The Basics of Hashes

When I first started playing with awk more than two decades ago, I was amazed at the ease with which common tasks could be easily solved through the use of its "array" datatype. Prior to that, I had experienced only BASIC and C arrays, where the only index available was a small integer. But awk arrays could have arbitrary strings as keys!

When I first started playing with awk more than two decades ago, I was amazed at the ease with which common tasks could be easily solved through the use of its “array” datatype. Prior to that, I had experienced only BASIC and C arrays, where the only index available was a small integer. But awk arrays could have arbitrary strings as keys!

I remained mystified at how awk could manage to find the value for my key quickly. It took some study later to learn about hash tables and complex data structures, but luckily I didn’t need to know how it was done “under the hood” to be able to use them effectively.

As Larry Wall copied a lot of what was right about awk when designing and building the first version of Perl, one of the things he brought along was awk’s idea of an array with arbitrary string keys. He chose to call those associative arrays, to distinguish them from the more traditional small-integer-index arrays, which he also implemented in this new Perl language.

After a half-dozen years of Perl development, the term associative array was optimized to just hash for the Perl version 5 releases. I’m glad for that, because I use the term frequently when describing nearly every complex program I write.

A hash is a mapping of keys to values. We create elements in hashes by telling the hash that “this value goes with that key.” Later on, we can ask the hash, “Now what value goes with this key?” and the hash can respond quickly. Even though that sounds simple, just being able to do that helps us solve lots of problems with relative efficiency.

The values of a hash can be any scalar or reference, including strings, numbers, the special undef value, or a reference to another data structure. Let’s put the references aside for a moment, and stay with just the basics.

The keys of a hash must be a string. If we try to use a number as a key, it gets “stringified.” So, using any of 2 or 2.0 or 2e0 as keys would result in accessing the same hash element because they all produce the same string.

However, using the strings “2″ and “2.0″ and “2e0″ access different elements, because the strings themselves are different. Also, if undef is used as a key, it becomes the empty string. If you have warnings enabled, you’ll likely get a warning message on that.

The keys of a hash are always unique, because the keys uniquely identify a particular element.
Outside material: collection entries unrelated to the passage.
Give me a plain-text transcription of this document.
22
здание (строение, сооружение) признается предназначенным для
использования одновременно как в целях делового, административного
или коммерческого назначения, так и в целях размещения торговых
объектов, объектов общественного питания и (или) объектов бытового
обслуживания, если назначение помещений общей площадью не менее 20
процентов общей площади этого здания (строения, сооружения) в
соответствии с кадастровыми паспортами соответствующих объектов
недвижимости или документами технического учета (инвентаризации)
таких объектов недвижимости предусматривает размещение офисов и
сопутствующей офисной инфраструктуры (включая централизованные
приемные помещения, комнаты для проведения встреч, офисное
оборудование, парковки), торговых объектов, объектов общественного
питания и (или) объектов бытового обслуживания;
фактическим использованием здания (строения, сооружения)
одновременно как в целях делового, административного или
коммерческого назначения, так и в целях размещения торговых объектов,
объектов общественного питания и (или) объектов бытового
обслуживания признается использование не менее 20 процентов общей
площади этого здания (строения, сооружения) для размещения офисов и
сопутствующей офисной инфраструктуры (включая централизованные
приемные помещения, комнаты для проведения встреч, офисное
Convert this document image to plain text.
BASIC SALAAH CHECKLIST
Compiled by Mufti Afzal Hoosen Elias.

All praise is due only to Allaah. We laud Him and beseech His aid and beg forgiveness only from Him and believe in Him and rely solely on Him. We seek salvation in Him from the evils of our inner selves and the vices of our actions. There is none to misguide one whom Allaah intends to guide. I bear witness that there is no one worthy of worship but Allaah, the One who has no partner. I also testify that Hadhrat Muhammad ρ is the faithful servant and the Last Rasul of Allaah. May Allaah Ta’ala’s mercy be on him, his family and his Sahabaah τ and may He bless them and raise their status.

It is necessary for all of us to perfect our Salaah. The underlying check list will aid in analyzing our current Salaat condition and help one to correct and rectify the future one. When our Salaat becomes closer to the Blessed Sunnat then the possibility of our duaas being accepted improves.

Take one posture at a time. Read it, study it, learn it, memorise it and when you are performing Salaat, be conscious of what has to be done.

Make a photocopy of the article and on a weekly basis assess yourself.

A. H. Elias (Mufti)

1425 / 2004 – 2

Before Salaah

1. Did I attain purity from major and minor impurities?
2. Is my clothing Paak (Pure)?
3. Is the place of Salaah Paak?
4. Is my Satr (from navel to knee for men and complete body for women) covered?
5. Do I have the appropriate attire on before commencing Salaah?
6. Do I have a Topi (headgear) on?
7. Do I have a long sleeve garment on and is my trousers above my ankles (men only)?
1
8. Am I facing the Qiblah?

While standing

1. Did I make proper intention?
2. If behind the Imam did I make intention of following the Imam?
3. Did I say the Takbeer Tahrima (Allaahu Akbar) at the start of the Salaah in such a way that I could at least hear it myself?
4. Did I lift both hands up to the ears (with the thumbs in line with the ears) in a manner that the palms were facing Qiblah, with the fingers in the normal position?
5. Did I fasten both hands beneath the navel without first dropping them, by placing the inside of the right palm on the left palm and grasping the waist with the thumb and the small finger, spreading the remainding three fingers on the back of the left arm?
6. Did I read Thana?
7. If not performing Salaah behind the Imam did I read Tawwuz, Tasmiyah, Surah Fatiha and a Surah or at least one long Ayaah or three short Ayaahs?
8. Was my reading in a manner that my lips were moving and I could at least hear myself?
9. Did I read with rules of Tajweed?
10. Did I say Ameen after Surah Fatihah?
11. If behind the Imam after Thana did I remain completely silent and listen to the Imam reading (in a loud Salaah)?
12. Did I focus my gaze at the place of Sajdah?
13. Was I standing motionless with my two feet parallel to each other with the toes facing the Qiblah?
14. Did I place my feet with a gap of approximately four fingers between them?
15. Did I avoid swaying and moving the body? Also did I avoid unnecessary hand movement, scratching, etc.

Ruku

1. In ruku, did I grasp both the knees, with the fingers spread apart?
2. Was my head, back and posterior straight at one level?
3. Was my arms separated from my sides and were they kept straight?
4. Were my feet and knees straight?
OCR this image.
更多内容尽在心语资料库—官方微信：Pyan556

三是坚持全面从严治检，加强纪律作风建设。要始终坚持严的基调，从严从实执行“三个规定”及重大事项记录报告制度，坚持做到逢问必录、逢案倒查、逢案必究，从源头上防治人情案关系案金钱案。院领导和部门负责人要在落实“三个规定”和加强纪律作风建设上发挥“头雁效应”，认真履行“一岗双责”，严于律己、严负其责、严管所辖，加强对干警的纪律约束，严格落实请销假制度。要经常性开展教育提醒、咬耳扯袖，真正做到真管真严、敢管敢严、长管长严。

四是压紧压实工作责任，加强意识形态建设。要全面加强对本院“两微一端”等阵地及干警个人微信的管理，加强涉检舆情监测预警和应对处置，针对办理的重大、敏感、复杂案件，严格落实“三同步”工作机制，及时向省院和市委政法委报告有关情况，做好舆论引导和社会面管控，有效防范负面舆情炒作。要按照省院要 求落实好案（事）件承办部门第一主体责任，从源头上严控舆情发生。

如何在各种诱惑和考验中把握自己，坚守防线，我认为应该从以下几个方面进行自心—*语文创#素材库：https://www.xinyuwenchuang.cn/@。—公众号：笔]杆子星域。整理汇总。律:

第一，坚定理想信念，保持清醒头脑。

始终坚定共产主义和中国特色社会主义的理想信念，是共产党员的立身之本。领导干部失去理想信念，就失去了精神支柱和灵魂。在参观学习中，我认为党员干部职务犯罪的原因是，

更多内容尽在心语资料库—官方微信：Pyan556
If you try to insert a new element that has an existing key, it simply overwrites the previous value. The values of a hash may be duplicated, however. More than one element of a hash can have a value of fred, for example. Keys must be unique; values do not.

The name of a hash is like all other Perl variables: alphanumerics and underscore, of any length, possibly including package markers (::, the double-colon). The hash name is preceded by a percent-sign (%) when referring to the entire hash (for certain functions that access the hash as a whole), such as %age. The hash name is preceded by a dollar sign and followed by a key expression enclosed in curly-braces when referring to an individual element, such as $age{“fred”}.

Inserting items into a hash is as simple as assigning them:

$age{“fred”} = 27;
$age{“wilma”} = 24;

If a key is reused, the new value overwrites the old value:

$age{“fred”} = 28;

If the key is entirely an alphanumeric string (including underscore), the quotes can often be dropped:

$age{fred} = 28; # same as $age{“fred”} = 28;

But don’t get into this habit in general, because this breaks when there’s no longer a simple alphanumeric string:

$age{Mr. Slate} = 35; # BROKEN
$age{“Mr. Slate”} = 35; # correct

And now for the magic of the hash: to get the value back, just ask for the key:

print “Fred is “, $age{fred}, ” years old.\n”;

The hash can quickly locate the 28 value corresponding to the fred key. OK, so I was mystified at how it did this when I was younger, and I can still pretend to be mystified by it now. In practical terms, while it’ll get a bit slower and slower as you put hundreds and thousands of items into the hash, it won’t ever be as slow as a linear search for the item in a list of items. It just works, and works well.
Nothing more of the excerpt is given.